Por que você não recomenda dar muitas explicações? Porque a cada explicação que você dá, você abre a porta para a outra pessoa tentar argumentar e convencê-lo. Por outro lado, quando você responde apenas com "Eu simplesmente não quero", "Não estou com vontade", "Não é minha praia", não há como evitar. É um "ponto final" e eles têm que respeitar você. Claro, você tem que considerar o contexto e o relacionamento que temos com essa pessoa. É sempre aconselhável saber ler muito bem as nuances.
E você diz outra coisa fundamental: existe o direito de mudar de ideia. Nós dissemos sim, mas agora podemos dizer não... Isso é muito valioso em qualquer situação, mas eu enfatizo mais quando falo com jovens, meninos e meninas, na esfera sexual. Como é importante saber respeitar que alguém, a qualquer momento, diga não para você. E não importa se eles já estão na cama, por exemplo. Essa pessoa decidiu não fazê-lo. Os jovens devem se sentir livres para mudar de ideia, mesmo que já digam sim há muito tempo.
Autoestima, como sempre, é essencial aqui, não é? É muito importante. É preciso aprender a dizer não desde cedo. Isso é algo que me toca profundamente. Quando eu tinha 14 ou 15 anos, todo meu círculo de amigos usava cocaína. Eu fui o único que nunca tentou. No início foi desconfortável para os outros que eu decidisse dizer não. Mas continuei com eles do meu jeito, sem nenhum problema. Na quarta ou quinta vez, vendo que eu continuava insistindo, eles pararam de insistir. É importante deixar claro que dizer não e estabelecer limites não significa reprovar ninguém. É ser consistente com o que você quer. Não há razão para ceder aos outros.

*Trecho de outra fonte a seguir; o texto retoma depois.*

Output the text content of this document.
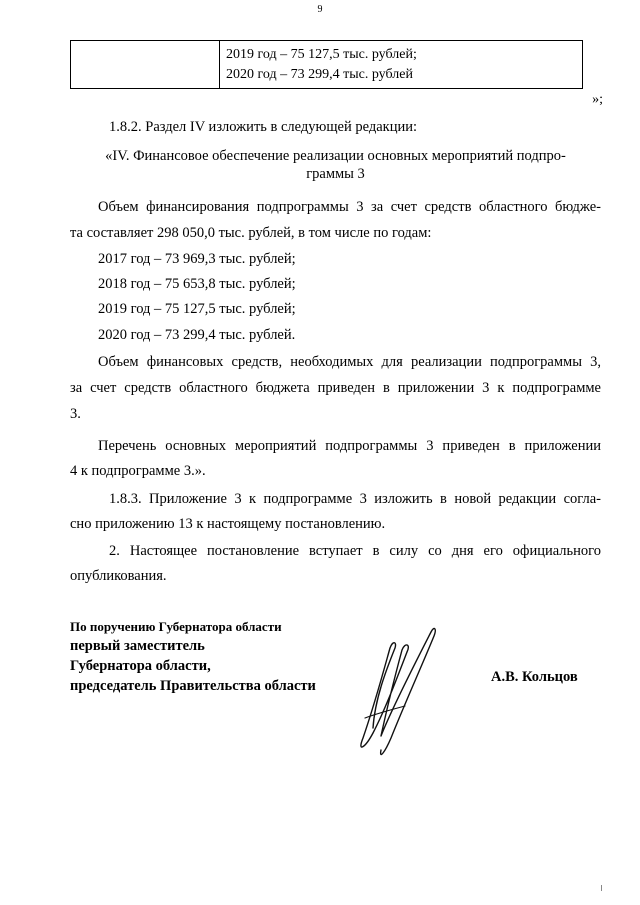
9

2019 год – 75 127,5 тыс. рублей;
2020 год – 73 299,4 тыс. рублей
»;
1.8.2. Раздел IV изложить в следующей редакции:
«IV. Финансовое обеспечение реализации основных мероприятий подпро-
граммы 3
Объем финансирования подпрограммы 3 за счет средств областного бюдже-
та составляет 298 050,0 тыс. рублей, в том числе по годам:
2017 год – 73 969,3 тыс. рублей;
2018 год – 75 653,8 тыс. рублей;
2019 год – 75 127,5 тыс. рублей;
2020 год – 73 299,4 тыс. рублей.
Объем финансовых средств, необходимых для реализации подпрограммы 3,
за счет средств областного бюджета приведен в приложении 3 к подпрограмме
3.
Перечень основных мероприятий подпрограммы 3 приведен в приложении
4 к подпрограмме 3.».
1.8.3. Приложение 3 к подпрограмме 3 изложить в новой редакции согла-
сно приложению 13 к настоящему постановлению.
2. Настоящее постановление вступает в силу со дня его официального
опубликования.
По поручению Губернатора области
первый заместитель
Губернатора области,
председатель Правительства области
А.В. Кольцов
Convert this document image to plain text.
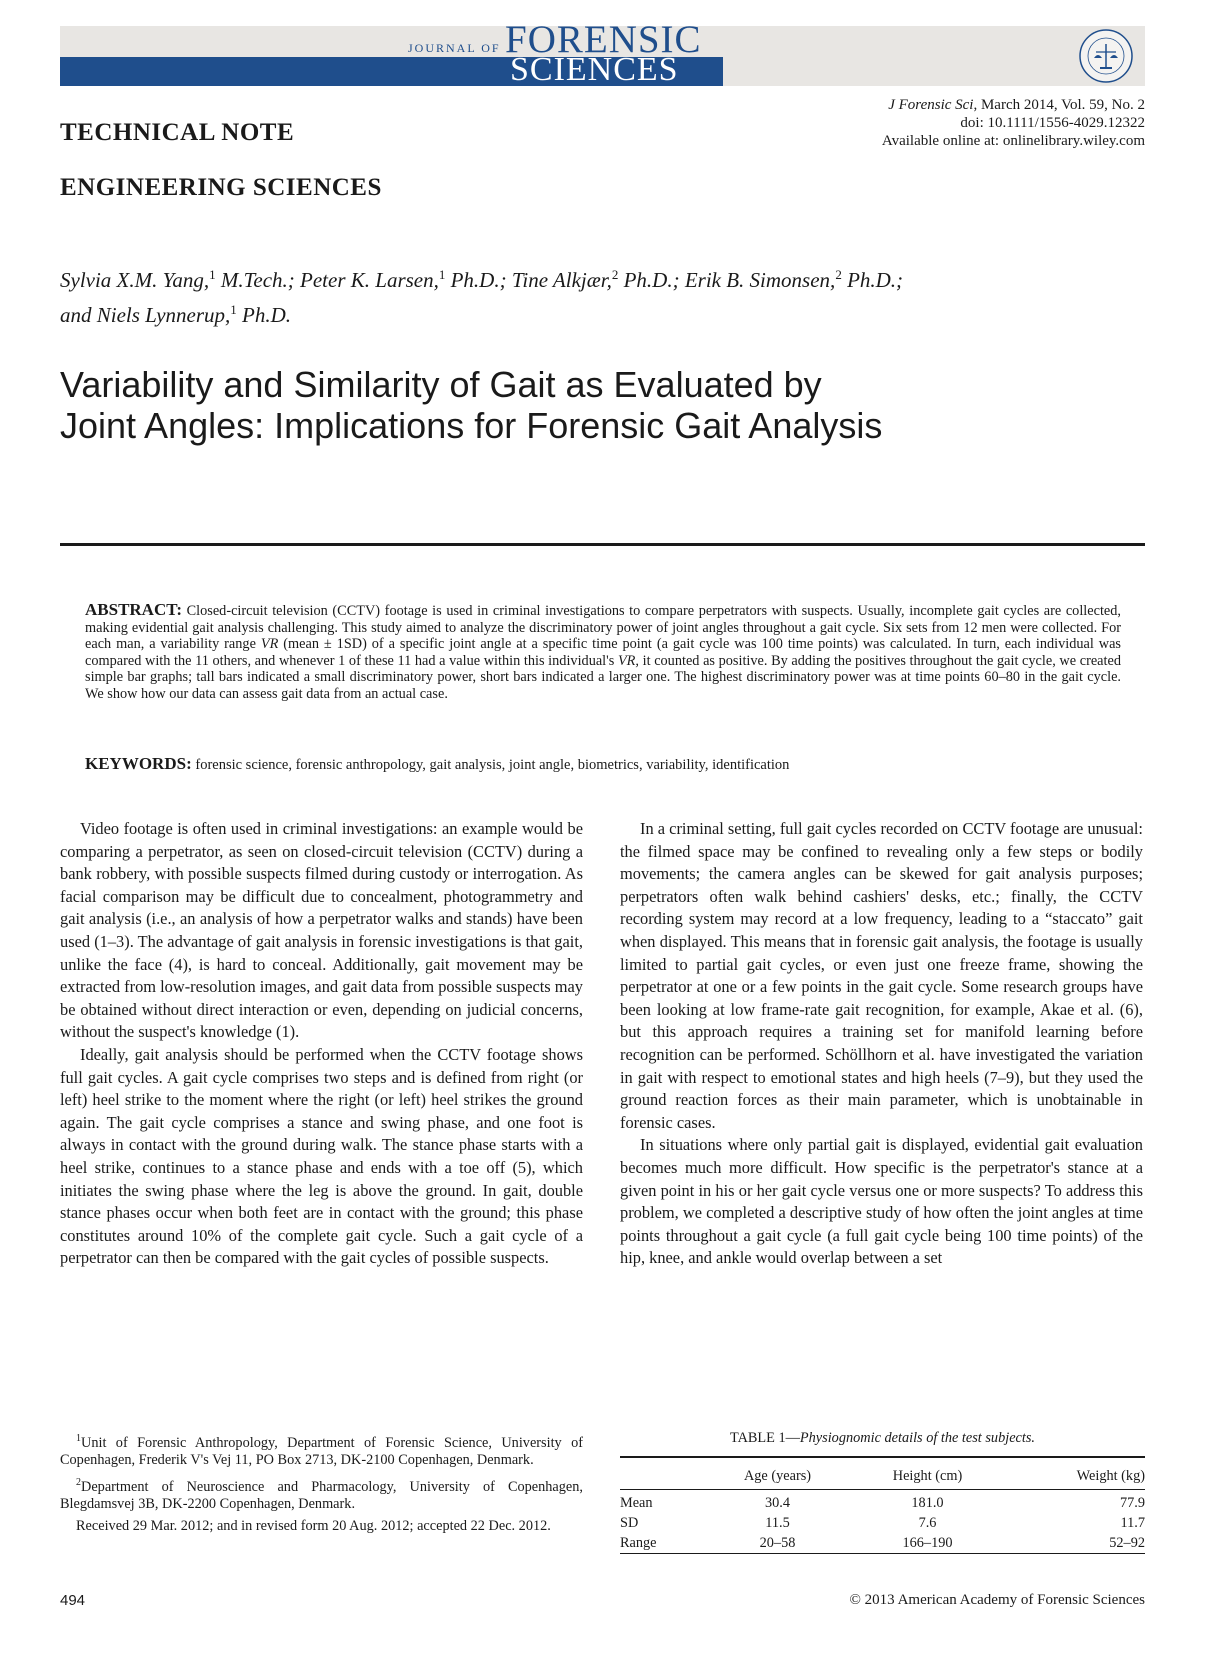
JOURNAL OF FORENSIC
SCIENCES
J Forensic Sci, March 2014, Vol. 59, No. 2
doi: 10.1111/1556-4029.12322
Available online at: onlinelibrary.wiley.com
TECHNICAL NOTE
ENGINEERING SCIENCES
Sylvia X.M. Yang,$^1$ M.Tech.; Peter K. Larsen,$^1$ Ph.D.; Tine Alkjær,$^2$ Ph.D.; Erik B. Simonsen,$^2$ Ph.D.;
and Niels Lynnerup,$^1$ Ph.D.
Variability and Similarity of Gait as Evaluated by Joint Angles: Implications for Forensic Gait Analysis
ABSTRACT: Closed-circuit television (CCTV) footage is used in criminal investigations to compare perpetrators with suspects. Usually, incomplete gait cycles are collected, making evidential gait analysis challenging. This study aimed to analyze the discriminatory power of joint angles throughout a gait cycle. Six sets from 12 men were collected. For each man, a variability range VR (mean ± 1SD) of a specific joint angle at a specific time point (a gait cycle was 100 time points) was calculated. In turn, each individual was compared with the 11 others, and whenever 1 of these 11 had a value within this individual's VR, it counted as positive. By adding the positives throughout the gait cycle, we created simple bar graphs; tall bars indicated a small discriminatory power, short bars indicated a larger one. The highest discriminatory power was at time points 60–80 in the gait cycle. We show how our data can assess gait data from an actual case.
KEYWORDS: forensic science, forensic anthropology, gait analysis, joint angle, biometrics, variability, identification

Video footage is often used in criminal investigations: an example would be comparing a perpetrator, as seen on closed-circuit television (CCTV) during a bank robbery, with possible suspects filmed during custody or interrogation. As facial comparison may be difficult due to concealment, photogrammetry and gait analysis (i.e., an analysis of how a perpetrator walks and stands) have been used (1–3). The advantage of gait analysis in forensic investigations is that gait, unlike the face (4), is hard to conceal. Additionally, gait movement may be extracted from low-resolution images, and gait data from possible suspects may be obtained without direct interaction or even, depending on judicial concerns, without the suspect's knowledge (1).

Ideally, gait analysis should be performed when the CCTV footage shows full gait cycles. A gait cycle comprises two steps and is defined from right (or left) heel strike to the moment where the right (or left) heel strikes the ground again. The gait cycle comprises a stance and swing phase, and one foot is always in contact with the ground during walk. The stance phase starts with a heel strike, continues to a stance phase and ends with a toe off (5), which initiates the swing phase where the leg is above the ground. In gait, double stance phases occur when both feet are in contact with the ground; this phase constitutes around 10% of the complete gait cycle. Such a gait cycle of a perpetrator can then be compared with the gait cycles of possible suspects.

In a criminal setting, full gait cycles recorded on CCTV footage are unusual: the filmed space may be confined to revealing only a few steps or bodily movements; the camera angles can be skewed for gait analysis purposes; perpetrators often walk behind cashiers' desks, etc.; finally, the CCTV recording system may record at a low frequency, leading to a “staccato” gait when displayed. This means that in forensic gait analysis, the footage is usually limited to partial gait cycles, or even just one freeze frame, showing the perpetrator at one or a few points in the gait cycle. Some research groups have been looking at low frame-rate gait recognition, for example, Akae et al. (6), but this approach requires a training set for manifold learning before recognition can be performed. Schöllhorn et al. have investigated the variation in gait with respect to emotional states and high heels (7–9), but they used the ground reaction forces as their main parameter, which is unobtainable in forensic cases.

In situations where only partial gait is displayed, evidential gait evaluation becomes much more difficult. How specific is the perpetrator's stance at a given point in his or her gait cycle versus one or more suspects? To address this problem, we completed a descriptive study of how often the joint angles at time points throughout a gait cycle (a full gait cycle being 100 time points) of the hip, knee, and ankle would overlap between a set

$^1$Unit of Forensic Anthropology, Department of Forensic Science, University of Copenhagen, Frederik V's Vej 11, PO Box 2713, DK-2100 Copenhagen, Denmark.

$^2$Department of Neuroscience and Pharmacology, University of Copenhagen, Blegdamsvej 3B, DK-2200 Copenhagen, Denmark.

Received 29 Mar. 2012; and in revised form 20 Aug. 2012; accepted 22 Dec. 2012.

TABLE 1—Physiognomic details of the test subjects.
	Age (years)	Height (cm)	Weight (kg)
Mean	30.4	181.0	77.9
SD	11.5	7.6	11.7
Range	20–58	166–190	52–92
494	© 2013 American Academy of Forensic Sciences
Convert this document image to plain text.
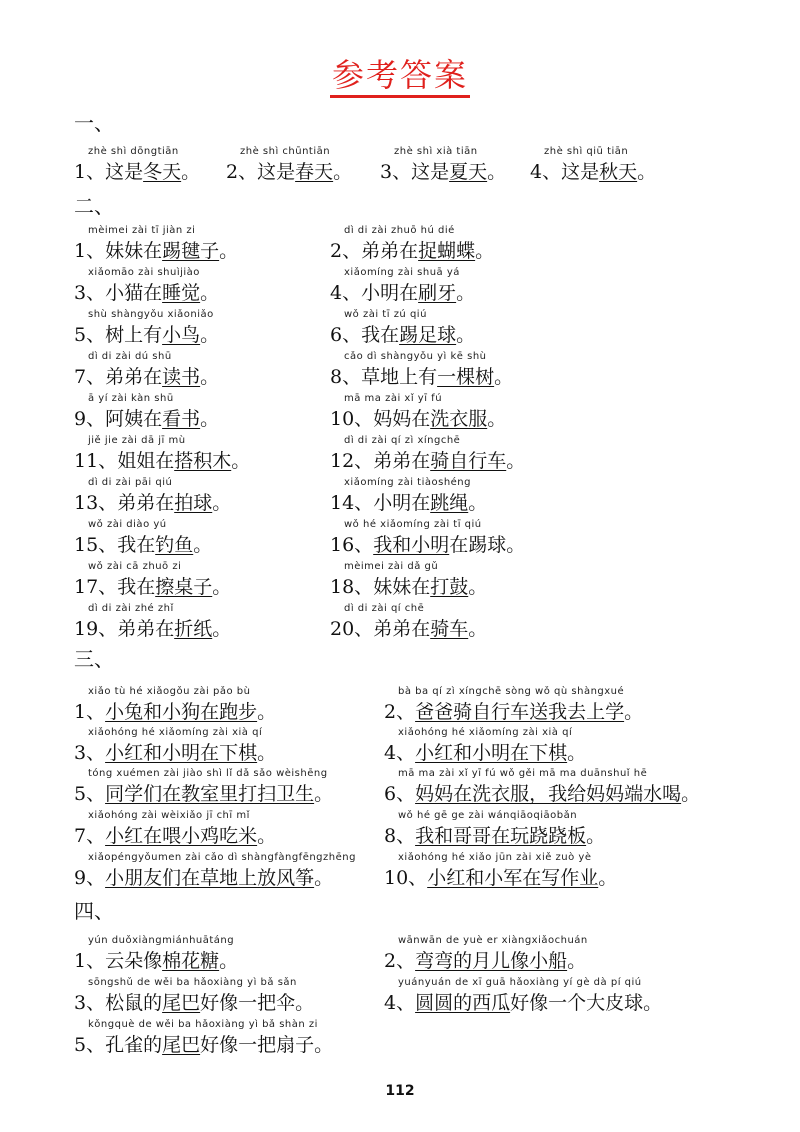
参考答案
一、
zhè shì dōngtiān
1、这是冬天。
zhè shì chūntiān
2、这是春天。
zhè shì xià tiān
3、这是夏天。
zhè shì qiū tiān
4、这是秋天。
二、
mèimei zài tī jiàn zi
1、妹妹在踢毽子。
dì di zài zhuō hú dié
2、弟弟在捉蝴蝶。
xiǎomāo zài shuìjiào
3、小猫在睡觉。
xiǎomíng zài shuā yá
4、小明在刷牙。
shù shàngyǒu xiǎoniǎo
5、树上有小鸟。
wǒ zài tī zú qiú
6、我在踢足球。
dì di zài dú shū
7、弟弟在读书。
cǎo dì shàngyǒu yì kē shù
8、草地上有一棵树。
ā yí zài kàn shū
9、阿姨在看书。
mā ma zài xǐ yī fú
10、妈妈在洗衣服。
jiě jie zài dā jī mù
11、姐姐在搭积木。
dì di zài qí zì xíngchē
12、弟弟在骑自行车。
dì di zài pāi qiú
13、弟弟在拍球。
xiǎomíng zài tiàoshéng
14、小明在跳绳。
wǒ zài diào yú
15、我在钓鱼。
wǒ hé xiǎomíng zài tī qiú
16、我和小明在踢球。
wǒ zài cā zhuō zi
17、我在擦桌子。
mèimei zài dǎ gǔ
18、妹妹在打鼓。
dì di zài zhé zhǐ
19、弟弟在折纸。
dì di zài qí chē
20、弟弟在骑车。
三、
xiǎo tù hé xiǎogǒu zài pǎo bù
1、小兔和小狗在跑步。
bà ba qí zì xíngchē sòng wǒ qù shàngxué
2、爸爸骑自行车送我去上学。
xiǎohóng hé xiǎomíng zài xià qí
3、小红和小明在下棋。
xiǎohóng hé xiǎomíng zài xià qí
4、小红和小明在下棋。
tóng xuémen zài jiào shì lǐ dǎ sǎo wèishēng
5、同学们在教室里打扫卫生。
mā ma zài xǐ yī fú wǒ gěi mā ma duānshuǐ hē
6、妈妈在洗衣服，我给妈妈端水喝。
xiǎohóng zài wèixiǎo jī chī mǐ
7、小红在喂小鸡吃米。
wǒ hé gē ge zài wánqiāoqiāobǎn
8、我和哥哥在玩跷跷板。
xiǎopéngyǒumen zài cǎo dì shàngfàngfēngzhēng
9、小朋友们在草地上放风筝。
xiǎohóng hé xiǎo jūn zài xiě zuò yè
10、小红和小军在写作业。
四、
yún duǒxiàngmiánhuātáng
1、云朵像棉花糖。
wānwān de yuè er xiàngxiǎochuán
2、弯弯的月儿像小船。
sōngshǔ de wěi ba hǎoxiàng yì bǎ sǎn
3、松鼠的尾巴好像一把伞。
yuányuán de xī guā hǎoxiàng yí gè dà pí qiú
4、圆圆的西瓜好像一个大皮球。
kǒngquè de wěi ba hǎoxiàng yì bǎ shàn zi
5、孔雀的尾巴好像一把扇子。
112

Você fala sobre estabelecer limites de forma educada, mas também diz que pode chegar um ponto em que precisa ser mais radical. Em que ponto você tem que “mandá-los para o inferno”? O momento em que, depois de tentar resolver as diferenças de forma assertiva e explicar que você não quer que limites inegociáveis sejam ultrapassados, a pessoa continua a violá-los. Ou quando tentam manipular você constantemente e não te respeitam. Se você já nos avisou respeitosamente e o comportamento que você recebe é degradante, não deve haver mais tolerância. Esse é o momento em que podemos legitimamente dizer à outra pessoa para se foder. Para proteção, para autodefesa.
Você disse bem: às vezes perder um relacionamento é vencer... Ao começar a estabelecer limites, é bom analisar quem os respeita e quem não está disposto a aceitá-los. Com base nisso, devemos considerar se é uma boa ideia ter uma pessoa próxima a nós ou não. Veja em que consiste esse vínculo, se ele existe apenas sob a condição de que eu sempre tenha que ceder e ser complacente. Se alguém fica bravo e vai embora quando começamos a estabelecer limites, bem, perdê-lo é vencer. Quero pessoas ao meu lado que cuidem de mim, que levem em conta o que preciso. As outras são perdas que contribuirão para nossa saúde mental e paz de espírito.